Whilst being an eminent sportsman of his generation Archie Rowan remains a hard man to pin down. A cricketer, golfer and footballer he was born in 1855 in Parkhead to an Ayrshire father, a seemingly itinerant forgeman to trade, and a Dunbartonshire mother, notably a Gardner.

Growing up in the Glasgow East End and starting work as a clerk in a marine insurance brokerage to wield the willow he nevertheless as a teenager joined Caledonian C.C. in Burnbank in the city's north-west. He developed into a batsman of some note who in 1880 would represent Glasgow against the Australians.  

However, by that time, he aged twenty-five, the family had moved to southern Glasgow within sight of the Queen's Park and he already not only to the early association with Caledonian F.C. that in 1875 emerged from the cricket team of the same name,  but also from 1877 a longer term one with Queen's Park F.C. At Caledonian he had begun as a defender but developed into a useful goalkeeper. And it was such that he joined Scotland's doyen club, becoming first choice and a part of its renaissance. On the field he won his first cap in 1880, listed as a Caledonian player, and his second in 1882 with Queen's Park and was between the sticks for the latter for the two Scottish Cup Final victories of 1881 and 1882. And he continued to turn out for the latter club until the mid-decade despite losing his First team place. Off the field he served as its club President in the eventful seasons of 1883-4 and 1884-5 and 1890-91, after which he seems to have turned his attention away from the professionalising game to golf. At home Troon was a favourite. In England he was a founder member of Stoke Park on its opening in 1908. 
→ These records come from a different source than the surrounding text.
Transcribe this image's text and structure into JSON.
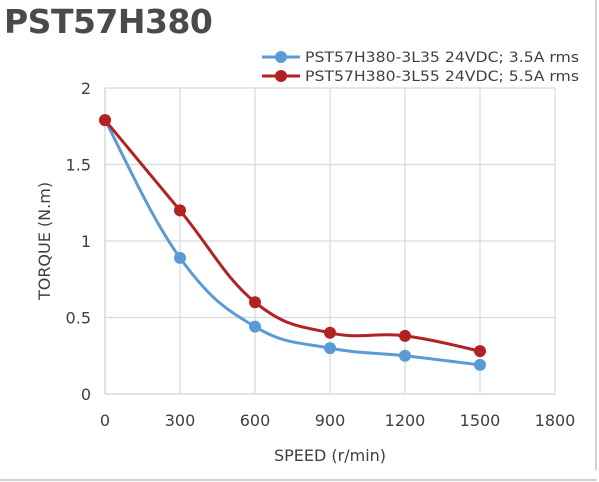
{
  "title": "PST57H380",
  "colors": {
    "series1": "#5b9bd5",
    "series2": "#b22222",
    "grid": "#d9d9d9",
    "text": "#404040"
  },
  "chart_data": {
    "type": "line",
    "title": "PST57H380",
    "xlabel": "SPEED (r/min)",
    "ylabel": "TORQUE (N.m)",
    "xlim": [
      0,
      1800
    ],
    "ylim": [
      0,
      2
    ],
    "xticks": [
      0,
      300,
      600,
      900,
      1200,
      1500,
      1800
    ],
    "yticks": [
      0,
      0.5,
      1,
      1.5,
      2
    ],
    "xtick_labels": [
      "0",
      "300",
      "600",
      "900",
      "1200",
      "1500",
      "1800"
    ],
    "ytick_labels": [
      "0",
      "0.5",
      "1",
      "1.5",
      "2"
    ],
    "grid": true,
    "legend_position": "top-right",
    "series": [
      {
        "name": "PST57H380-3L35 24VDC; 3.5A rms",
        "color": "#5b9bd5",
        "x": [
          0,
          300,
          600,
          900,
          1200,
          1500
        ],
        "y": [
          1.79,
          0.89,
          0.44,
          0.3,
          0.25,
          0.19
        ]
      },
      {
        "name": "PST57H380-3L55 24VDC; 5.5A rms",
        "color": "#b22222",
        "x": [
          0,
          300,
          600,
          900,
          1200,
          1500
        ],
        "y": [
          1.79,
          1.2,
          0.6,
          0.4,
          0.38,
          0.28
        ]
      }
    ]
  }
}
Archie Rowan never married. Only in 1891, when he appears temporarily not to have been in Scotland, did he not live with other members of his family, with his parents and then, after their deaths, with an also unmarried brother and two unmarried sisters. All four shared a house, indeed a villa called Delaware, in Mansewood, deeper into Glasgow's southern suburbs. And he also remained in marine insurance, as a broker and underwriter, until his retirement and death at Delaware in 1923 just past his sixty-eighth birthday. He is buried in Cathcart Cemetery.